Displaced Gazans “don’t know where to go”, said one of them, declining to be named. “First, we’re displaced to Nuseirat, then to Rafah.” Even schools “are no longer safe” in Gaza, said the man. Internet and telephone services that were cut on Tuesday were gradually being restored in the central and southern areas of Gaza, the Palestinian telecommunications company Paltel said on X, formerly Twitter.
“This war’s objectives are essential and not simple to achieve,” armed forces chief Herzi Halevi said late Tuesday. “Therefore, the war will continue for many more months.
“A solution must be reached... Implement a ceasefire instead of bringing in aid.” Palestinian president Mahmud Abbas, in an interview on Egyptian television, charged that the Gaza war “goes beyond a catastrophe and a genocide”.

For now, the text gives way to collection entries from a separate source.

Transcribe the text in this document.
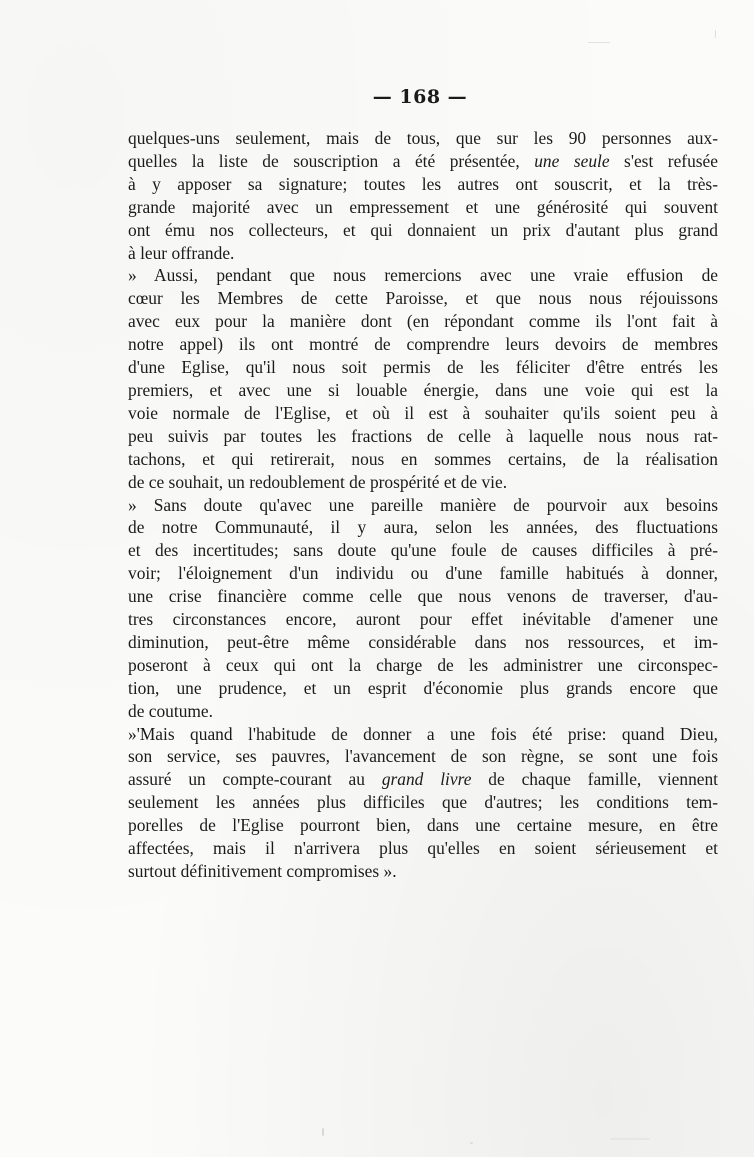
— 168 —
quelques-uns seulement, mais de tous, que sur les 90 personnes aux-
quelles la liste de souscription a été présentée, une seule s'est refusée
à y apposer sa signature; toutes les autres ont souscrit, et la très-
grande majorité avec un empressement et une générosité qui souvent
ont ému nos collecteurs, et qui donnaient un prix d'autant plus grand
à leur offrande.
» Aussi, pendant que nous remercions avec une vraie effusion de
cœur les Membres de cette Paroisse, et que nous nous réjouissons
avec eux pour la manière dont (en répondant comme ils l'ont fait à
notre appel) ils ont montré de comprendre leurs devoirs de membres
d'une Eglise, qu'il nous soit permis de les féliciter d'être entrés les
premiers, et avec une si louable énergie, dans une voie qui est la
voie normale de l'Eglise, et où il est à souhaiter qu'ils soient peu à
peu suivis par toutes les fractions de celle à laquelle nous nous rat-
tachons, et qui retirerait, nous en sommes certains, de la réalisation
de ce souhait, un redoublement de prospérité et de vie.
» Sans doute qu'avec une pareille manière de pourvoir aux besoins
de notre Communauté, il y aura, selon les années, des fluctuations
et des incertitudes; sans doute qu'une foule de causes difficiles à pré-
voir; l'éloignement d'un individu ou d'une famille habitués à donner,
une crise financière comme celle que nous venons de traverser, d'au-
tres circonstances encore, auront pour effet inévitable d'amener une
diminution, peut-être même considérable dans nos ressources, et im-
poseront à ceux qui ont la charge de les administrer une circonspec-
tion, une prudence, et un esprit d'économie plus grands encore que
de coutume.
»'Mais quand l'habitude de donner a une fois été prise: quand Dieu,
son service, ses pauvres, l'avancement de son règne, se sont une fois
assuré un compte-courant au grand livre de chaque famille, viennent
seulement les années plus difficiles que d'autres; les conditions tem-
porelles de l'Eglise pourront bien, dans une certaine mesure, en être
affectées, mais il n'arrivera plus qu'elles en soient sérieusement et
surtout définitivement compromises ».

“Netanyahu’s plan is to get rid of the Palestinians and the Palestinian Authority,” said Abbas, who is based in the occupied West Bank.
WHO warning
The population of Gaza is in “grave peril”, the head of the World Health Organization warned Wednesday, citing acute hunger and desperation throughout the war-torn Palestinian territory.
The WHO said it delivered supplies to two hospitals on Tuesday — one in the north and one in the south — with 21 out of 36 hospitals in the Gaza Strip no longer functioning at all.
WHO chief Tedros Adhanom Ghebreyesus called on the international community to take “urgent steps to alleviate the grave peril facing the population of Gaza and jeopardising the ability of humanitarian workers to help people with terrible injuries, acute hunger, and at severe risk of disease”.